Trubus.id—Kementerian Kesehatan (Kemenkes) RI mengumumkan data kasus konformasi Monkeypox (Mpox) di Indonesia hingga Sabtu 17 Agustus 2024 sejumlah 88 kasus konfirmasi Mpox.
Seiring dengan peningkatan kasus itu, Organisasi Kesehatan Dunia (WHO) telah menyatakan status Public Health Emergency of International Concern (PHEIC) untuk wabah Mpox.
Menurut Dosen Epidemiologi Fakultas Kesehatan Masyarakat (FKM) Universitas Airlangga Dr. Kurnia Dwi Artanti dr. M.Sc, PHEIC merupakan status yang menunjukkan tingkat keparahan situasi global. Ia menuturkan WHO menetapkan status itu, karena melihat persebaran penyakit yang semakin meluas.

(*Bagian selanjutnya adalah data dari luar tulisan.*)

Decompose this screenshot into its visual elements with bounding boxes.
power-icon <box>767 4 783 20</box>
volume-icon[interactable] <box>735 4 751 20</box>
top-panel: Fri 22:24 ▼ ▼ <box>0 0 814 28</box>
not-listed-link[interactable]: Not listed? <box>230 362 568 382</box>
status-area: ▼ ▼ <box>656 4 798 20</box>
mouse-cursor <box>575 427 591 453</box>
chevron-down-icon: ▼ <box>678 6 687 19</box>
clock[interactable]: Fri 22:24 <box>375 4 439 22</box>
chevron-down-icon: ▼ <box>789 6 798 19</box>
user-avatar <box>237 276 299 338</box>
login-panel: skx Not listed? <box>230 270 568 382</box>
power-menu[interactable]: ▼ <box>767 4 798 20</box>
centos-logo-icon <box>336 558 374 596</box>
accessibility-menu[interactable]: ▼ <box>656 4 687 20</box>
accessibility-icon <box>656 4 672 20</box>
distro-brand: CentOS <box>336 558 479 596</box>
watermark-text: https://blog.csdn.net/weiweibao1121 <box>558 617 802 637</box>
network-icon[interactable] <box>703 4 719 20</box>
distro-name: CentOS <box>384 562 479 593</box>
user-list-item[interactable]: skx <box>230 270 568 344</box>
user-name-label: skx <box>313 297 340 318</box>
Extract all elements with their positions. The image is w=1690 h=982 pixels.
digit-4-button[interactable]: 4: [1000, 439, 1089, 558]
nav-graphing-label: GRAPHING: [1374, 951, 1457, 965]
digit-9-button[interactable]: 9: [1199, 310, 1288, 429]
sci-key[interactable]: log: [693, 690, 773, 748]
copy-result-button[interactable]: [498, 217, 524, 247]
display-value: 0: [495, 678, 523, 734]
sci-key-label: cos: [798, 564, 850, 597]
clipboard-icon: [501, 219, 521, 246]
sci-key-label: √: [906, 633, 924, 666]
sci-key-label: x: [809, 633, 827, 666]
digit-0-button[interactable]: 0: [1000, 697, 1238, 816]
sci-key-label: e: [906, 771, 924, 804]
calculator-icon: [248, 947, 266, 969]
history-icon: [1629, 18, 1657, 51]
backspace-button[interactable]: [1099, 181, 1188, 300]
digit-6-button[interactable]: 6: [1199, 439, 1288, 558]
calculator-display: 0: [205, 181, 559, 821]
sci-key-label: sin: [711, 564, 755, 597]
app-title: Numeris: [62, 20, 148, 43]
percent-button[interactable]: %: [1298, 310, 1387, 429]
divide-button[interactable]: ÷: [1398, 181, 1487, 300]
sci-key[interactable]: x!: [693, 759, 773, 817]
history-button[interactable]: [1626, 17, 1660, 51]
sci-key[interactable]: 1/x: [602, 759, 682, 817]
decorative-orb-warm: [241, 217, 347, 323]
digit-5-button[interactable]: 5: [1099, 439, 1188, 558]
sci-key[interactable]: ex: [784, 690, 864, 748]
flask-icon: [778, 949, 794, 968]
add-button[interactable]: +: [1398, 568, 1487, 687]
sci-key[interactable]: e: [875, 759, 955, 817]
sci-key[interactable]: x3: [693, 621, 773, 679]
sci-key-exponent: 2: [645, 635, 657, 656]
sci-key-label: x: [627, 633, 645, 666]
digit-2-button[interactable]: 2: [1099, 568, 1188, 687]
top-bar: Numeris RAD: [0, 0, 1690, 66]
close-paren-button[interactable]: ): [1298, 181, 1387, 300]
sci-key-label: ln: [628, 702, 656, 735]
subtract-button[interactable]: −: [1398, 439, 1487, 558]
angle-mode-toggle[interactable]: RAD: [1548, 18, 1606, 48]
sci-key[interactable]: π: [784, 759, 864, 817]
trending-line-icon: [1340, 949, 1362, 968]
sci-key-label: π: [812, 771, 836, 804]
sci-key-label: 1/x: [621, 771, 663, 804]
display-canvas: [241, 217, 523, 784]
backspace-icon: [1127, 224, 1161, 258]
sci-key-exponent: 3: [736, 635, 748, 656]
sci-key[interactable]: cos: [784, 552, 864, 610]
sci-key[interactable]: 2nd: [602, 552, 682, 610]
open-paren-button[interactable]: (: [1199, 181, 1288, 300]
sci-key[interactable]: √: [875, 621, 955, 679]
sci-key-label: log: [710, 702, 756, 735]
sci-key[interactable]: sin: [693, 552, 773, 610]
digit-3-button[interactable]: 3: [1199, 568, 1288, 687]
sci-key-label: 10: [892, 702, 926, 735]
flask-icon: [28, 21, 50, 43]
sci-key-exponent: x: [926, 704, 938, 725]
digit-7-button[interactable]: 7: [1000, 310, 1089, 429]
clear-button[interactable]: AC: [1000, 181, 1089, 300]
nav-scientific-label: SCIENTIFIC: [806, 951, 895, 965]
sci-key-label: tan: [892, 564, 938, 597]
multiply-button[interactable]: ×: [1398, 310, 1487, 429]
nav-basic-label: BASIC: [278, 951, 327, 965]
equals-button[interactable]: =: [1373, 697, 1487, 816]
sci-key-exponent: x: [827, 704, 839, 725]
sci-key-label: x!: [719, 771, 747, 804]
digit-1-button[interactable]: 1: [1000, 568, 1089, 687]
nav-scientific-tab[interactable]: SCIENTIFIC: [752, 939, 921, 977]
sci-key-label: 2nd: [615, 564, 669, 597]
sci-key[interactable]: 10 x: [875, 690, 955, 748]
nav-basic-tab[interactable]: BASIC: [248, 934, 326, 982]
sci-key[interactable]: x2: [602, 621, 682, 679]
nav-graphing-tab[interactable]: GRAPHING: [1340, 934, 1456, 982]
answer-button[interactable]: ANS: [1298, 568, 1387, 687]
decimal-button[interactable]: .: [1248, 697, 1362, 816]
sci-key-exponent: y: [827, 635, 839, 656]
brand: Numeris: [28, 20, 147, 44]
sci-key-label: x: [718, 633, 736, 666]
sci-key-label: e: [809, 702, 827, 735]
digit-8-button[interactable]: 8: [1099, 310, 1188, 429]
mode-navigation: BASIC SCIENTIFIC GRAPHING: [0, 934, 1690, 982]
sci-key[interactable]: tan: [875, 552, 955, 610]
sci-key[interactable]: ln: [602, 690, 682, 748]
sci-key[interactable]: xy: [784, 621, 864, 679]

“Ada beberapa kriteria yang dipertimbangkan, seperti penilaian risiko global yang jika tidak segera diantisipasi, dapat menyebabkan penyebaran yang lebih luas. Selain itu, respons dan dukungan dari negara-negara anggota WHO juga menjadi faktor penting dalam mengendalikan penyebaran penyakit ini,” ujar Kurnia dilansir dari laman UNAIR.
Lebih lanjut Kurnia menjelaskan di Indonesia virus Mpox yang terdeteksi termasuk dalam varian IIb. Menurut Kurnia virus varian tersebut dapat menyebar antarmanusia melalui kontak langsung cairan tubuh atau lesi.
Menurut Kurnia pola penyebaran Mpox menunjukkan gejala yang mirip dengan cacar biasa. “Gejala khas Mpox itu meliputi demam tinggi, ruam kulit yang khas, dan pembengkakan kelenjar getah bening,” ujar Kurnia.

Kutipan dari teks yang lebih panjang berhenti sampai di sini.